Deine Schilderungen direkt aus London sind sehr informativ für mich, grade dein Eindruck der Gespräche mit Muslimen.
Ich hab hier ja früher schon klar gesagt, was ich von der israelischen Siedlungspolitik der letzten Jahre oder überhaupt der rechts-nationalen und religiösen Regierung Israels halte - gar nichts nämlich.
Was ich moniere, ist nicht eine Darstellung der Zusammenhänge oder eine Analyse der Historie dieses Konflikts, sondern nach wie vor der zeitliche und kausale Zusammenhang mit dem unfassbaren Terrorakt gegen jüdische Frauen, Kinder, Unschuldige.
Wie @Alex hier schon früher schrieb:
Kein Land der Welt würde sich nach einem solchen Terrorakt tatenlos zeigen, und ich vermute, von keinem Land würde man das erwarten. Dass sich jeder wünscht, die Reaktion würde ohne zivile Opfer vonstatten gehen, ist klar, aber ich frage mich einfach ganz praktisch, wie das eigentlich gehen soll, nachdem die Taktik der Hamas so ist, wie ich oben beschrieben hatte. Wozu ich aber deswegen nicht bereit bin: Israel als den Haupt- oder einzigen Schuldigen zu sehen, wenn es dazu kommt.
Man könnte das wohl als „whatsaboutism“ sehen und in den meisten anderen Aspekten sind wir eh nahe beieinander - aber wer war zB daran Schuld, dass im Irak es grob hundert Mal so viele zivile Opfer gab als an 9/11 in den USA. Immer noch exklusiv Bin Laden und Al Quaida?
Sind da nicht mal klar die USA (und verurteilt hat den Irakkrieg außer ihnen selber und Vasalle Blair/UK doch so gut wie jeder sonst) selber Hauptschuldiger?
Vom 20 jährigen Totaldebakel in Afghanistan gar nicht zu reden…
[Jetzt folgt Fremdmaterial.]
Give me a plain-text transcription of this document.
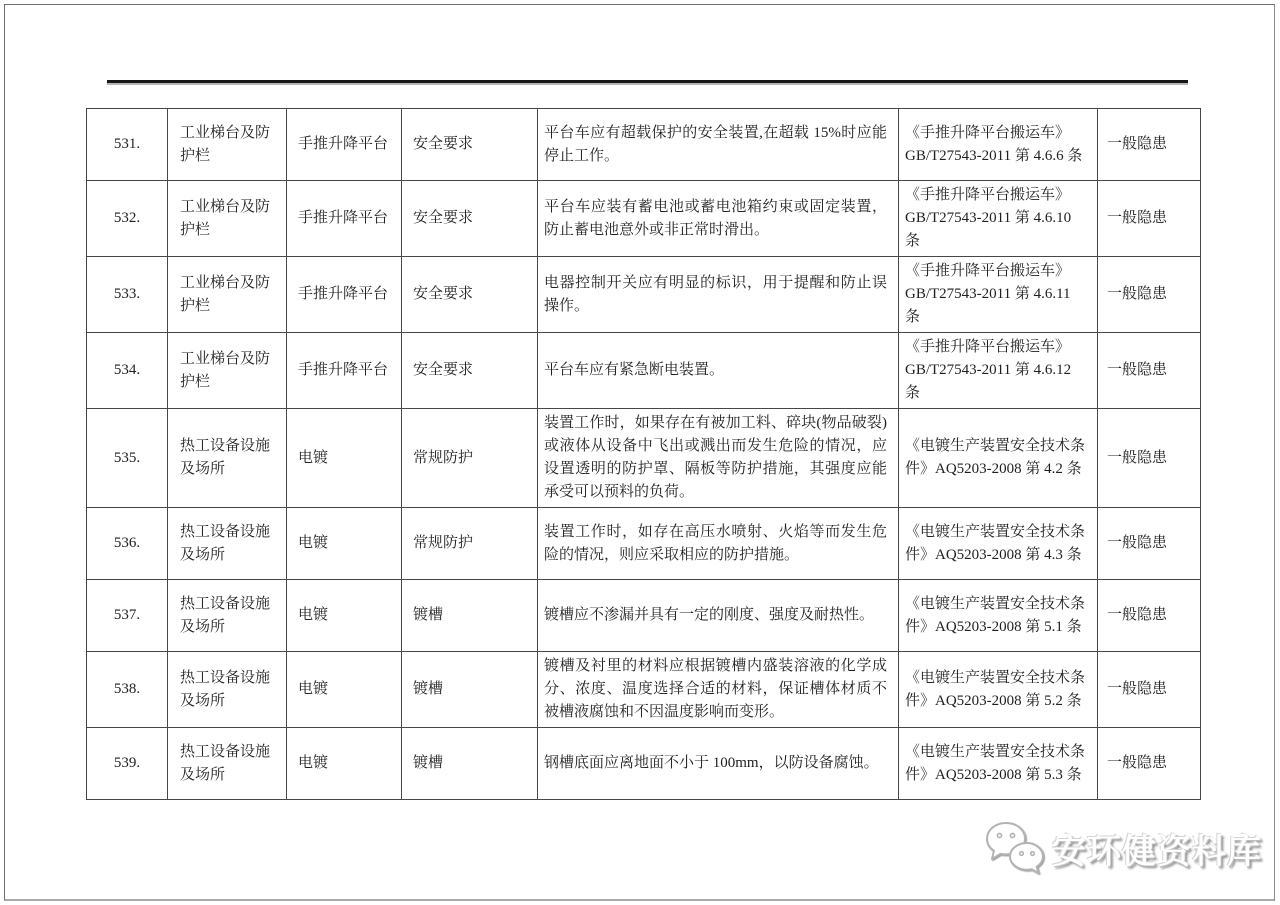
531.	工业梯台及防护栏	手推升降平台	安全要求	平台车应有超载保护的安全装置,在超载 15%时应能停止工作。	《手推升降平台搬运车》GB/T27543-2011 第 4.6.6 条	一般隐患
532.	工业梯台及防护栏	手推升降平台	安全要求	平台车应装有蓄电池或蓄电池箱约束或固定装置，防止蓄电池意外或非正常时滑出。	《手推升降平台搬运车》GB/T27543-2011 第 4.6.10 条	一般隐患
533.	工业梯台及防护栏	手推升降平台	安全要求	电器控制开关应有明显的标识，用于提醒和防止误操作。	《手推升降平台搬运车》GB/T27543-2011 第 4.6.11 条	一般隐患
534.	工业梯台及防护栏	手推升降平台	安全要求	平台车应有紧急断电装置。	《手推升降平台搬运车》GB/T27543-2011 第 4.6.12 条	一般隐患
535.	热工设备设施及场所	电镀	常规防护	装置工作时，如果存在有被加工料、碎块(物品破裂)或液体从设备中飞出或溅出而发生危险的情况，应设置透明的防护罩、隔板等防护措施，其强度应能承受可以预料的负荷。	《电镀生产装置安全技术条件》AQ5203-2008 第 4.2 条	一般隐患
536.	热工设备设施及场所	电镀	常规防护	装置工作时，如存在高压水喷射、火焰等而发生危险的情况，则应采取相应的防护措施。	《电镀生产装置安全技术条件》AQ5203-2008 第 4.3 条	一般隐患
537.	热工设备设施及场所	电镀	镀槽	镀槽应不渗漏并具有一定的刚度、强度及耐热性。	《电镀生产装置安全技术条件》AQ5203-2008 第 5.1 条	一般隐患
538.	热工设备设施及场所	电镀	镀槽	镀槽及衬里的材料应根据镀槽内盛装溶液的化学成分、浓度、温度选择合适的材料，保证槽体材质不被槽液腐蚀和不因温度影响而变形。	《电镀生产装置安全技术条件》AQ5203-2008 第 5.2 条	一般隐患
539.	热工设备设施及场所	电镀	镀槽	钢槽底面应离地面不小于 100mm，以防设备腐蚀。	《电镀生产装置安全技术条件》AQ5203-2008 第 5.3 条	一般隐患
安环健资料库
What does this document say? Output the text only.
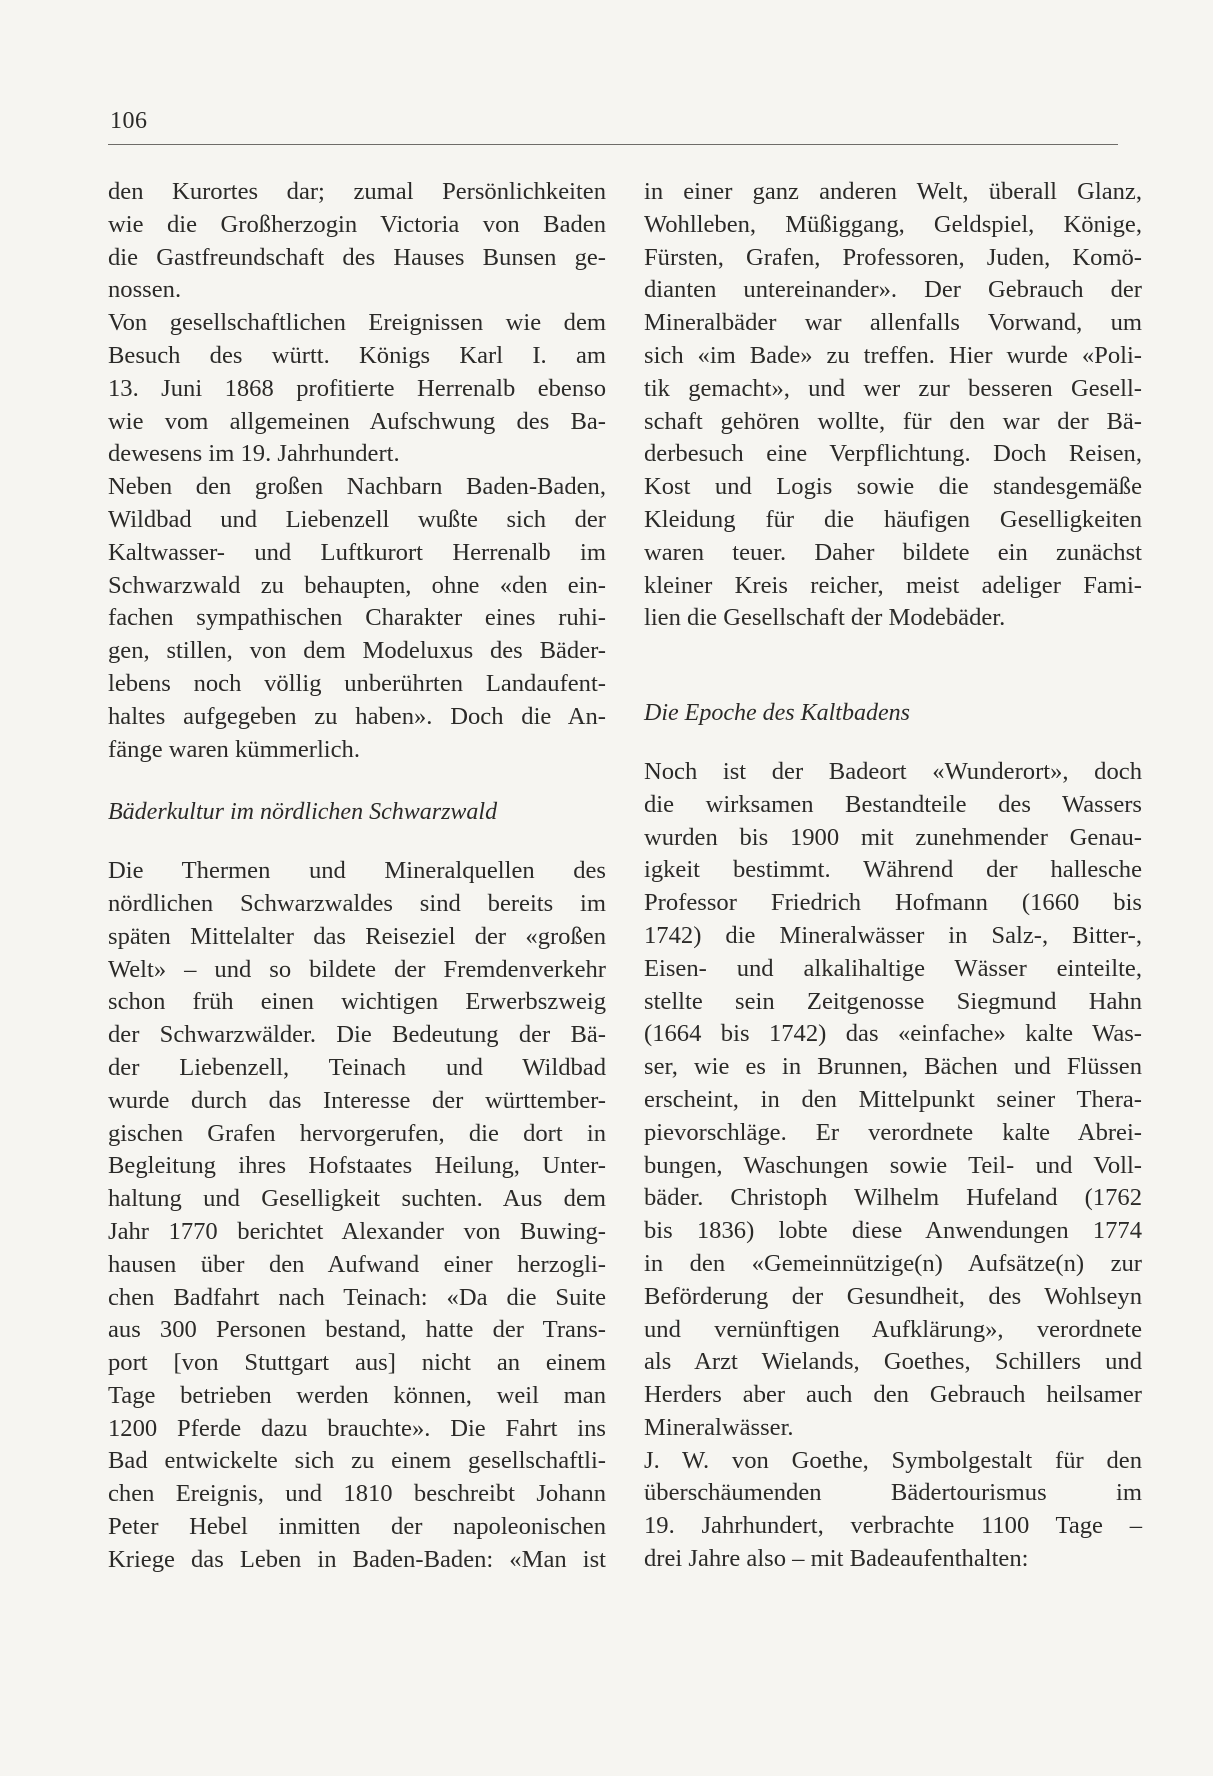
106
den Kurortes dar; zumal Persönlichkeiten
wie die Großherzogin Victoria von Baden
die Gastfreundschaft des Hauses Bunsen ge-
nossen.
Von gesellschaftlichen Ereignissen wie dem
Besuch des württ. Königs Karl I. am
13. Juni 1868 profitierte Herrenalb ebenso
wie vom allgemeinen Aufschwung des Ba-
dewesens im 19. Jahrhundert.
Neben den großen Nachbarn Baden-Baden,
Wildbad und Liebenzell wußte sich der
Kaltwasser- und Luftkurort Herrenalb im
Schwarzwald zu behaupten, ohne «den ein-
fachen sympathischen Charakter eines ruhi-
gen, stillen, von dem Modeluxus des Bäder-
lebens noch völlig unberührten Landaufent-
haltes aufgegeben zu haben». Doch die An-
fänge waren kümmerlich.
Bäderkultur im nördlichen Schwarzwald
Die Thermen und Mineralquellen des
nördlichen Schwarzwaldes sind bereits im
späten Mittelalter das Reiseziel der «großen
Welt» – und so bildete der Fremdenverkehr
schon früh einen wichtigen Erwerbszweig
der Schwarzwälder. Die Bedeutung der Bä-
der Liebenzell, Teinach und Wildbad
wurde durch das Interesse der württember-
gischen Grafen hervorgerufen, die dort in
Begleitung ihres Hofstaates Heilung, Unter-
haltung und Geselligkeit suchten. Aus dem
Jahr 1770 berichtet Alexander von Buwing-
hausen über den Aufwand einer herzogli-
chen Badfahrt nach Teinach: «Da die Suite
aus 300 Personen bestand, hatte der Trans-
port [von Stuttgart aus] nicht an einem
Tage betrieben werden können, weil man
1200 Pferde dazu brauchte». Die Fahrt ins
Bad entwickelte sich zu einem gesellschaftli-
chen Ereignis, und 1810 beschreibt Johann
Peter Hebel inmitten der napoleonischen
Kriege das Leben in Baden-Baden: «Man ist
in einer ganz anderen Welt, überall Glanz,
Wohlleben, Müßiggang, Geldspiel, Könige,
Fürsten, Grafen, Professoren, Juden, Komö-
dianten untereinander». Der Gebrauch der
Mineralbäder war allenfalls Vorwand, um
sich «im Bade» zu treffen. Hier wurde «Poli-
tik gemacht», und wer zur besseren Gesell-
schaft gehören wollte, für den war der Bä-
derbesuch eine Verpflichtung. Doch Reisen,
Kost und Logis sowie die standesgemäße
Kleidung für die häufigen Geselligkeiten
waren teuer. Daher bildete ein zunächst
kleiner Kreis reicher, meist adeliger Fami-
lien die Gesellschaft der Modebäder.
Die Epoche des Kaltbadens
Noch ist der Badeort «Wunderort», doch
die wirksamen Bestandteile des Wassers
wurden bis 1900 mit zunehmender Genau-
igkeit bestimmt. Während der hallesche
Professor Friedrich Hofmann (1660 bis
1742) die Mineralwässer in Salz-, Bitter-,
Eisen- und alkalihaltige Wässer einteilte,
stellte sein Zeitgenosse Siegmund Hahn
(1664 bis 1742) das «einfache» kalte Was-
ser, wie es in Brunnen, Bächen und Flüssen
erscheint, in den Mittelpunkt seiner Thera-
pievorschläge. Er verordnete kalte Abrei-
bungen, Waschungen sowie Teil- und Voll-
bäder. Christoph Wilhelm Hufeland (1762
bis 1836) lobte diese Anwendungen 1774
in den «Gemeinnützige(n) Aufsätze(n) zur
Beförderung der Gesundheit, des Wohlseyn
und vernünftigen Aufklärung», verordnete
als Arzt Wielands, Goethes, Schillers und
Herders aber auch den Gebrauch heilsamer
Mineralwässer.
J. W. von Goethe, Symbolgestalt für den
überschäumenden Bädertourismus im
19. Jahrhundert, verbrachte 1100 Tage –
drei Jahre also – mit Badeaufenthalten:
Und genau so was in die Richtung (hundert Mal mehr zivile Opfer als an 7/10 wären gerade mal so 5% der Bevölkerung im Gazastreifen, die Hälfte davon im Kindesalter) befürchtet denke ich nicht nur ich sondern eben auch die Hunderttausende in London heute und wohl zig wenn nicht hunderte von Millionen von Leuten egal welcher Religion sonstwo in der Welt.
Ne Reaktion muss sein, klar. Aber so weit im Rahmen und mit so wenig zivilen Opfern wie möglich. Das fürchte ich leider sehr schwer steht bei Israel aber genauso wenig wie damals bei den USA auch nur irgendwie im Fokus des Interesses…
Wer 2001 schon erlebt hat, für den wiederholen sich in der Tat gewisse Rituale.
Genau wie damals wird das Datum besonders herausgehoben: 9/11 damals und heute der „7. Oktober“. Das Datum wird isoliert auf ein Podest gestellt - und die jeweilige Vorgeschichte ausgeblendet.
Und die Opferzahl des militärischen Gegenschlags übersteigt wie selbstverständlich wieder die Zahl der am schicksalhaften Datum Getöteten um ein Vielfaches.
Die deutsche Politik-Elite beschwört damals die „uneingeschränkte Solidarität“, heute die „Staatsräson“ - übrigens ein obrigkeitsstaatlicher Begriff aus vordemokratischen Zeiten, der auf Machiavelli zurückgeht.
Am 16. März 1988 ließ Saddam Hussein die kurdische Stadt Halabja im Nordirak mit Giftgas bombardieren. Innerhalb weniger Stunden sterben 5.000 Menschen, Zehntausende werden verwundet.
Und das mit Kuweit Überfall lag ähnlich lange zurück und ja schon für den ersten Irakkrieg „gut“ den aber die Weltgemeinschaft deutlich angebrachter fand.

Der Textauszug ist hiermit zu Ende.